Others misinformed spin elaborate conspiracy theories involving the
power of joint Mossad-CIA plots, Old Testament fundamentalists, international
bankers, and Jewish control of Hollywood, the media, and the U.S.
Congress. But why does an overwhelming majority of Americans (according
to most polls, between 60 and 70% of the electorate) support Israel
— and more rather than less so after September 11?
The answer is found in values — not in brainwashing or because
of innate affinity for a particular race or creed. Israel is a democracy.
Its opponents are not. Much misinformation abounds on this issue.
Libya, Syria, and Iraq are dictatorships, far more brutal than even
those in Egypt or Pakistan. But even "parliaments" in Iran,
Morocco, Jordan, and on the West Bank are not truly and freely democratic.

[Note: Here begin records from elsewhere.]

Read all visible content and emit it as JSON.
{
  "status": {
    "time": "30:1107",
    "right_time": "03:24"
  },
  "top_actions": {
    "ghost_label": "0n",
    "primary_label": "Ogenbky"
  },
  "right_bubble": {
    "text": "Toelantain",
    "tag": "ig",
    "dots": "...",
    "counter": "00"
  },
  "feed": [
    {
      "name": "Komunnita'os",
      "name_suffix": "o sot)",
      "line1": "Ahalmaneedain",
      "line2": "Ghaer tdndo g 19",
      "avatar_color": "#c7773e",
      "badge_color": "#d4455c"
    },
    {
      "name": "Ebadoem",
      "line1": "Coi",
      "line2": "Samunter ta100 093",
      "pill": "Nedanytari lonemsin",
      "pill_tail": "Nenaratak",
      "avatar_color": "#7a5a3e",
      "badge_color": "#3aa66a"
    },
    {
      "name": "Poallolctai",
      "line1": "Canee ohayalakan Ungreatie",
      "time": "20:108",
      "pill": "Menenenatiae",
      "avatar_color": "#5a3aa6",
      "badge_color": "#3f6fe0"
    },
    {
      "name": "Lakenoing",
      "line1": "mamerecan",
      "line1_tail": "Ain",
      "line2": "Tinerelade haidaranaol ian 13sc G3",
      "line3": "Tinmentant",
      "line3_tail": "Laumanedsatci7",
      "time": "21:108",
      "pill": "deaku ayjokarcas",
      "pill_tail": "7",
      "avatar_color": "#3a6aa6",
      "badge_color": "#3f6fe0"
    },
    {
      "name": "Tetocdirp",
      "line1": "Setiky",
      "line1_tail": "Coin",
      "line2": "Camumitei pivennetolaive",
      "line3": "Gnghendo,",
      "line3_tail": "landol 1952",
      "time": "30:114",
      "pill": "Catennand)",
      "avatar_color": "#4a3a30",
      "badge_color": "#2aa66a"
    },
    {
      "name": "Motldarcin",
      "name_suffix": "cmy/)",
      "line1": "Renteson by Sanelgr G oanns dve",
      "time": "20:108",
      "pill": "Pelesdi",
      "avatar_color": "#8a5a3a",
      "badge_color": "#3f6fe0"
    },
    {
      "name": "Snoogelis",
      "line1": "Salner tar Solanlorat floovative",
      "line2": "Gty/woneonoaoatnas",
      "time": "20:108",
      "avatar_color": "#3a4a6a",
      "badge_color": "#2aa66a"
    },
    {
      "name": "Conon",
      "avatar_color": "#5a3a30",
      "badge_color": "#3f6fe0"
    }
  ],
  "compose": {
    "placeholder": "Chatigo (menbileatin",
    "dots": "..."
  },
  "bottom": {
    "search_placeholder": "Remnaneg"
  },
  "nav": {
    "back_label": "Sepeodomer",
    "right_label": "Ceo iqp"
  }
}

In all of them, candidates are either screened, preselected, or under
coercion. Daily television and newspapers are subject to restrictions
and censorship; "elected" leaders are not open to public
audit and censure. There is a reason, after all, why in the last decade
Americans have dealt with Mr. Netanyahu, Barak, and Sharon —
and no one other than Mr. Arafat, the Husseins in Jordan, the Assads
in Syria, Mr. Mubarak, and who knows what in Lebanon, Algeria, and
Afghanistan. Death, not voters, brings changes of rule in the Arab
world.
Our seemingly idiosyncratic support for Israel, then, also says something
about ourselves rather than just our ally. In brutal Realpolitik,
the Europeans are right that there is nothing much to gain from aiding
Israel. Helping a few million costs us the friendship of nearly a
billion. An offended Israel will snub us; but some in an irate Muslim
world engineered slaughter in Manhattan. Despite our periodic tiffs,
we don't fear that any frenzied Israelis will hijack an American plane
or murder Marines in their sleep. No Jews are screaming at us on the
evening news that we give billions collectively to Mubarak, the Jordanians,
and Mr. Arafat. And Israelis lack the cash reserves of Kuwait and
Saudi Arabia, and they do not go on buying sprees in the U.S. or import
whole industries from America. So the reason we each support whom
we do says something about both Europe and the United States."